Here are some ideas:
- Distinguish between brand awareness and lead conversion. Understand that different marketing activities have different outcomes, and that some initiatives will be great for building your brand, while others will be great for building sales. Click-through rate is generally a good measure of success if you are looking for traffic; but it doesn't measure your impact on brand awareness.
- Target your marketing locally, not nationally. Whether it is restaurants, bars, retail stores or petrol stations, customers are more loyal to a particular outlet than to a national brand. If you are a single independent entity, say a shop or a panel beater, why waste good marketing exposure on people outside your catchment area?
- Use digital press release services (SANEPR, Pressportal, PRWeb, PR Newswire, Marketwire, Business Wire and PrimeNewswire). Search optimise your text (especially your subject line and first paragraph) so your release will show when potential customers search. Don't forget to include hyperlinks to your web pages.
- Segment your emailing list into meaningful groups, and send targeted messages to each group. Think about segmenting by past behaviour rather than by demographics, or by personas if you have them.
- Create and promote a hashtag for every event you run and encourage participants to Tweet about their experience. An event doesn't have to be major or even public - a dinner for two, a night at the movies, even just enjoying the view can be cause to Tweet.
- Treat customer criticism like gold. People will Tweet about the things that irritate them at the time they are feeling the irritation, but rarely bother to call in to complain. Track mentions for free with tools like WhosTalkin and SocialMention. Social criticism lets you identify and fix persistent customer experience issues - the small things that make all the difference.
- Pay attention to what successful companies in other industries are doing, especially those companies you personally are loyal to. Work out why you are loyal, and apply the lessons to your own brand. Look at every aspect of their digital presence, including their email marketing, their SEO, user experience, advertising, and social media.
- Outclass or flank your competitors by publishing or curating content around customer interests rather than around your brand. Growing communities (or "collectives") is easier and more powerful than growing brand fans. Don't let Facebook blind you to other alternatives in social media - consider using Pinterest, LinkedIn, or building your own social network on Ning.

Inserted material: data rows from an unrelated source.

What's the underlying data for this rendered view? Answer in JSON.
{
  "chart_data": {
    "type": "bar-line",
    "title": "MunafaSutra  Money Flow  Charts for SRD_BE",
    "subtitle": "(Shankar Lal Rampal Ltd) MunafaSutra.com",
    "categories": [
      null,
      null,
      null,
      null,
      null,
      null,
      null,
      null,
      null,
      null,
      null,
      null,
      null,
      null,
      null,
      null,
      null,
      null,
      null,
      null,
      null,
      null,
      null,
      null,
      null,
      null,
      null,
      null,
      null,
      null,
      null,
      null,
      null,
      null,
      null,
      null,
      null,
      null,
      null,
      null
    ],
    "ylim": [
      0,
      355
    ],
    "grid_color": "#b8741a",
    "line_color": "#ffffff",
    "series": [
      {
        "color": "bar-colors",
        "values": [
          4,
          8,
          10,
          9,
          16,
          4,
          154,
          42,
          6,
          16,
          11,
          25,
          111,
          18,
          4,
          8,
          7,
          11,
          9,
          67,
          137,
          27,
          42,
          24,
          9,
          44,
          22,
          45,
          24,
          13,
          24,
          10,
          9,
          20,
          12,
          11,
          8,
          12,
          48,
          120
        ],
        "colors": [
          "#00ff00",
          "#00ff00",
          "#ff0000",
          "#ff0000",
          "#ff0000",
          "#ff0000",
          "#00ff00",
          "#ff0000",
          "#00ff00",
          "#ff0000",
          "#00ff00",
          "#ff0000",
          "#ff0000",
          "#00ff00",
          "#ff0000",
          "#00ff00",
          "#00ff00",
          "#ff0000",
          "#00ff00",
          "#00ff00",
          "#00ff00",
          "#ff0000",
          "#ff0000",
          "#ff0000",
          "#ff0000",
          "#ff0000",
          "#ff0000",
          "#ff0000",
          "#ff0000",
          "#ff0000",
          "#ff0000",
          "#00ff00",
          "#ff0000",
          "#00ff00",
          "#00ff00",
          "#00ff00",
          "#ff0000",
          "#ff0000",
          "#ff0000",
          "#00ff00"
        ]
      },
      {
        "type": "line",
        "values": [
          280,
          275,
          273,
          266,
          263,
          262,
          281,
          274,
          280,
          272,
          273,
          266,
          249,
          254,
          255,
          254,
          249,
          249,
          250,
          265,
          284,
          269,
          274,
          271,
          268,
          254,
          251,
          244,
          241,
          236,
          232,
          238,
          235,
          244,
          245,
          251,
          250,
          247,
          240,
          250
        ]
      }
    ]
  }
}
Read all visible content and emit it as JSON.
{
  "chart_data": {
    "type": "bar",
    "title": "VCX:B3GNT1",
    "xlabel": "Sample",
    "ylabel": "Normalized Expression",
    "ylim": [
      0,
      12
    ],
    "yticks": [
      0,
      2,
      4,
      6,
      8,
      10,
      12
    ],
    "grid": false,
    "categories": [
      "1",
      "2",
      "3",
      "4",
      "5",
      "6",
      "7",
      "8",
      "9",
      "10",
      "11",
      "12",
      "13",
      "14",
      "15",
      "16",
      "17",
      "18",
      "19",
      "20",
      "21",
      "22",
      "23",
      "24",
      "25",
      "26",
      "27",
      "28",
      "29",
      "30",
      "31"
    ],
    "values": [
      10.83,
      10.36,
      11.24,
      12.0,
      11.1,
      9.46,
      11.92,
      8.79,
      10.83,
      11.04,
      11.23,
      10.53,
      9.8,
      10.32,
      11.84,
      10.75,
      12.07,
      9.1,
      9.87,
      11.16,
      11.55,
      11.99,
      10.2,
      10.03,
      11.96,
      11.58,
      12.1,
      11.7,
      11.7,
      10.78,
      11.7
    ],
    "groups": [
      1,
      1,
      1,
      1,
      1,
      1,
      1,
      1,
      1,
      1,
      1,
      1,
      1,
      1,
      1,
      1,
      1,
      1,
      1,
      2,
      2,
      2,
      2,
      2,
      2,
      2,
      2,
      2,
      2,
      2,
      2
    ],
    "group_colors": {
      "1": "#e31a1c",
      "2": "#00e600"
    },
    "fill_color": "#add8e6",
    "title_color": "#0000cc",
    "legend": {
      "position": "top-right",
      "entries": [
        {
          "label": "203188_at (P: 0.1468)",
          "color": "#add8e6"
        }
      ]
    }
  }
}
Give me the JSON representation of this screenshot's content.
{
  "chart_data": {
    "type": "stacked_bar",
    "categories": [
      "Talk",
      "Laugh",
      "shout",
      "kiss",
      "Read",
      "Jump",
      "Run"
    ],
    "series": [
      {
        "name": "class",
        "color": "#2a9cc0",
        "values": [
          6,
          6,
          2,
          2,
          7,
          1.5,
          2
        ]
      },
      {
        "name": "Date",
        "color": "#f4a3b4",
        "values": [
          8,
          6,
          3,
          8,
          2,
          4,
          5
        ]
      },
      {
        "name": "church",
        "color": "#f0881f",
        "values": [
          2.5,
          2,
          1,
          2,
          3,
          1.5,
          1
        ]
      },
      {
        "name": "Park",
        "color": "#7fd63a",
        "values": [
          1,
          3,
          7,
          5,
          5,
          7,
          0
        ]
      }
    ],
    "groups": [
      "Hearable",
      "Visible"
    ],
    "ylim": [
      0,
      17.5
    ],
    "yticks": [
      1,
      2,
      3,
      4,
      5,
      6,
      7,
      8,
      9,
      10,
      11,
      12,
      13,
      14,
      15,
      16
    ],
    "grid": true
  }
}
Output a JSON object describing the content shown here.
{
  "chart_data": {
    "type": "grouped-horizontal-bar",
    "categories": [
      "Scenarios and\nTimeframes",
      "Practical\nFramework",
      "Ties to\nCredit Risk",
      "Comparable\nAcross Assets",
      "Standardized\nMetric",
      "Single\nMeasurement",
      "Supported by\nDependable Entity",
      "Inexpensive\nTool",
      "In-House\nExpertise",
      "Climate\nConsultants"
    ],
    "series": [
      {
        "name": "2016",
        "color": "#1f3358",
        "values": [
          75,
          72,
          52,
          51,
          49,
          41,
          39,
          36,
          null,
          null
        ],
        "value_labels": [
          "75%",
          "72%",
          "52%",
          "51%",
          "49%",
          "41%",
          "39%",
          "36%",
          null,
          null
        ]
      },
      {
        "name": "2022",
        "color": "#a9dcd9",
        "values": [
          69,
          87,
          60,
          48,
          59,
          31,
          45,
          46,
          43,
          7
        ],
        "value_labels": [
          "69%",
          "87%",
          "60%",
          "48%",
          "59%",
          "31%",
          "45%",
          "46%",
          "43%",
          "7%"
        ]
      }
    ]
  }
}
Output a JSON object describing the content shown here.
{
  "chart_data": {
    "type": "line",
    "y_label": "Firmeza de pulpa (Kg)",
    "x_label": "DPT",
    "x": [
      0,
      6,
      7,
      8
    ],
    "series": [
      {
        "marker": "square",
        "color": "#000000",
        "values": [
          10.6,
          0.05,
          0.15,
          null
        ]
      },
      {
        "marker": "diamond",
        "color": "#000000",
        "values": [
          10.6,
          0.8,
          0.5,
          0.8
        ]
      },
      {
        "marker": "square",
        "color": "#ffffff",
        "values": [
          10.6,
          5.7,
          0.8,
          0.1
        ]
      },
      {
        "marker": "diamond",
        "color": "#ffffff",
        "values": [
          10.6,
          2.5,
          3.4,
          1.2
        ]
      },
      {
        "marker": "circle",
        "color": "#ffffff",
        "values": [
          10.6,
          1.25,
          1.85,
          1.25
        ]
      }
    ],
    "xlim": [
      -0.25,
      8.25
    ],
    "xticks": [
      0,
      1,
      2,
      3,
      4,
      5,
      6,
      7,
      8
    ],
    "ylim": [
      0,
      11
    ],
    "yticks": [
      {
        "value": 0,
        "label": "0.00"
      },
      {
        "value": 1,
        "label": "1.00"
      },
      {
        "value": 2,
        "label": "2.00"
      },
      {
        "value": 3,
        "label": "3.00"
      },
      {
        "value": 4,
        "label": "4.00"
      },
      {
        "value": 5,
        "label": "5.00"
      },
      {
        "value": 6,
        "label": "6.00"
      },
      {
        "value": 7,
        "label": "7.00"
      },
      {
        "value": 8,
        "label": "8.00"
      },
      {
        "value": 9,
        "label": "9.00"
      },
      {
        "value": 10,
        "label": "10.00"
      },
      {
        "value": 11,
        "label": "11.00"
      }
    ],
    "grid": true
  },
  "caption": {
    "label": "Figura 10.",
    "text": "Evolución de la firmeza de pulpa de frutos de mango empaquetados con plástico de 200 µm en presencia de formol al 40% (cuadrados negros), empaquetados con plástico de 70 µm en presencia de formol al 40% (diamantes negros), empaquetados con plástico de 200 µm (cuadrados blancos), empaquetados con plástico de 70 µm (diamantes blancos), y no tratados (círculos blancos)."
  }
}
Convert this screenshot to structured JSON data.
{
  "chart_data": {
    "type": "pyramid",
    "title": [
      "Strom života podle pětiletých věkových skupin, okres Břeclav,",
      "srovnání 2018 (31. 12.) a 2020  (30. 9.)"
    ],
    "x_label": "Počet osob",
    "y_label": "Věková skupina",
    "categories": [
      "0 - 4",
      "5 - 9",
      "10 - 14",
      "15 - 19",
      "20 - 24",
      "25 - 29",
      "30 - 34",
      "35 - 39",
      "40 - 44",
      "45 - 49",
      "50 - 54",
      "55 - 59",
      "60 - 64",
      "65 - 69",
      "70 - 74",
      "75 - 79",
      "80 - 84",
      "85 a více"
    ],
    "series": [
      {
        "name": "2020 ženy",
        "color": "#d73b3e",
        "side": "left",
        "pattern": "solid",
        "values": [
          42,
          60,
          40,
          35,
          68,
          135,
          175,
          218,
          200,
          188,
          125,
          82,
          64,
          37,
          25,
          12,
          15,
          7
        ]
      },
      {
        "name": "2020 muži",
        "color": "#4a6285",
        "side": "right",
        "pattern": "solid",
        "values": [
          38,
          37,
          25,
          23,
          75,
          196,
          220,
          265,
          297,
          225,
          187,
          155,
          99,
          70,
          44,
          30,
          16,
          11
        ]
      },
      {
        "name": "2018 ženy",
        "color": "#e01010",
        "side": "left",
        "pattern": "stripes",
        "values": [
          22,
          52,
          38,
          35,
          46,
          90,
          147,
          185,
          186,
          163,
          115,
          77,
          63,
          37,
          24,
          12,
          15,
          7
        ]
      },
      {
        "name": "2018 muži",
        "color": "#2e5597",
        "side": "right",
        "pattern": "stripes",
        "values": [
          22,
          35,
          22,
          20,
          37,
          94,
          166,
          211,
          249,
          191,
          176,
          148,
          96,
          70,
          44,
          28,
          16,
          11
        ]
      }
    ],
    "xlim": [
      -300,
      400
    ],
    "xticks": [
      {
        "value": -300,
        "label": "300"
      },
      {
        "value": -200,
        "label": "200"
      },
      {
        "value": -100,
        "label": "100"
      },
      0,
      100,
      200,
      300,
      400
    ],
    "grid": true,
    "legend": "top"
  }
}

- Don't let ROI drive your activities. While ROI may be important, it is not the only metric by which you can measure success, nor is it necessarily the most useful metric for managing continuous improvement. Managing your marketing exclusively on its ROI is like evaluating a vehicle exclusively on its fuel consumption rate. If that were the only measure of worthiness, we'd still be riding horses instead of flying in planes.
- Put time into testing. A/B split test landing pages, conversion funnel pages, email subject lines, ad copy, and calls to action. It is easier to get ten times the business out of your current contact base than to grow your contact base ten times.